Phelps and a friend founded the Eastside Baptist Church in Topeka, but Phelps was abandoned by his congregation for preaching methods that his associate pastor and his flock deemed "sadistic," not limited to but including leaving the pulpit to punch his infant son in the face for crying during a sermon, and demanding that a congregant who had admitted to adultery be publicly scorned and run out of town. After the abandonment, Phelps founded Westboro, the only members being his family and a small cluster of individuals who maintained their loyalties to him from Eastside.

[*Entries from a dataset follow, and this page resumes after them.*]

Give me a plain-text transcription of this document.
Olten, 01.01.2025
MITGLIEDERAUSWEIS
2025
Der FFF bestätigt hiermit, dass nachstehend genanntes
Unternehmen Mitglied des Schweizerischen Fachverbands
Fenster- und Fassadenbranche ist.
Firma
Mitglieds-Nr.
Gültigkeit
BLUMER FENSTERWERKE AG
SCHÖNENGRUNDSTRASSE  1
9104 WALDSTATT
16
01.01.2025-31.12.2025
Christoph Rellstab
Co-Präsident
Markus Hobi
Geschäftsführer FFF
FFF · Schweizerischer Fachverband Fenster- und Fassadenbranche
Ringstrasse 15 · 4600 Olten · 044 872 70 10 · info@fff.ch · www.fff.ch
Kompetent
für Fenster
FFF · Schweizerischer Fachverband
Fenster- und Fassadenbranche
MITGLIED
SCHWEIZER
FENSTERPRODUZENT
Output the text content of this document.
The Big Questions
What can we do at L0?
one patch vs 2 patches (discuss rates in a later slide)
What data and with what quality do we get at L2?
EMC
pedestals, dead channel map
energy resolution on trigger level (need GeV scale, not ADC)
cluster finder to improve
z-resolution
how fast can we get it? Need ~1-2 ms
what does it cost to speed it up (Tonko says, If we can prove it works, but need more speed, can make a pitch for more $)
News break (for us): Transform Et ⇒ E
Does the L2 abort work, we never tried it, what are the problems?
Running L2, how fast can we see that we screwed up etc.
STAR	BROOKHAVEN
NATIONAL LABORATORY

Phelps would go on to an illustrious criminal career, suffering state and federal disbarments for his fervent abuse of the legal system, including libel, slander, and extortion. He nearly served two jail terms in the 50s and 60s, first for shot gunning a neighborhood German Shepherd to death while under the influence of alcohol, then being investigated for brutalizing two of his sons with a pickaxe handle that left permanent injuries. In both instances Phelps used threats of violence and terror to escape any criminal charges. He was also listed as a person of interest in the suicide of Debbie Valgos, but once again threats to the safety of individual police officers lead to his being left alone. Phelps's sons Mark and Nate maintained in 1994 interviews that they believe their father had a direct hand in the death. Phelps was also investigated when his wife was seen around Topeka with a shaven, severely lacerated head and separated shoulder.

Phelps was not so lucky escaping charges when he began his street ministry in the early 1990s, being arrested dozens of times in Topeka and abroad and being convicted of charges ranging from disorderly conduct to libel to assault and battery.

In the final years of his life Phelps's sermons and ideology became increasingly warped, reveling in morbid celebration of the murders of gays and those who perished in terrorist attacks. Phelps himself was nearly killed in 2001 when he showed up at the sight of the World Trade Center attacks to hurl insults at rescue workers and point and laugh as bodies were removed from the rubble. Phelps' deteriorating mental state was also evident in his sermons, in which he referred to president George W. Bush as "worshipping the great god Goober, whose name is Mr. Peanut," and once went into a bizarre, lengthy recitation of Senator John Kerry's family tree and orthodox Jewish names. As far back as the mid-1980s Phelps was known to pepper his sermons with expletives and graphic descriptions of perverse sexual acts. Many Topekans who heard him preach readily accepted the assertion that he was suffering from the middle stages of Alzheimer's disease.

Phelps is survived by the members of his church, wife Marge, thirteen children, fifty-two grandchildren, and one great grandchild.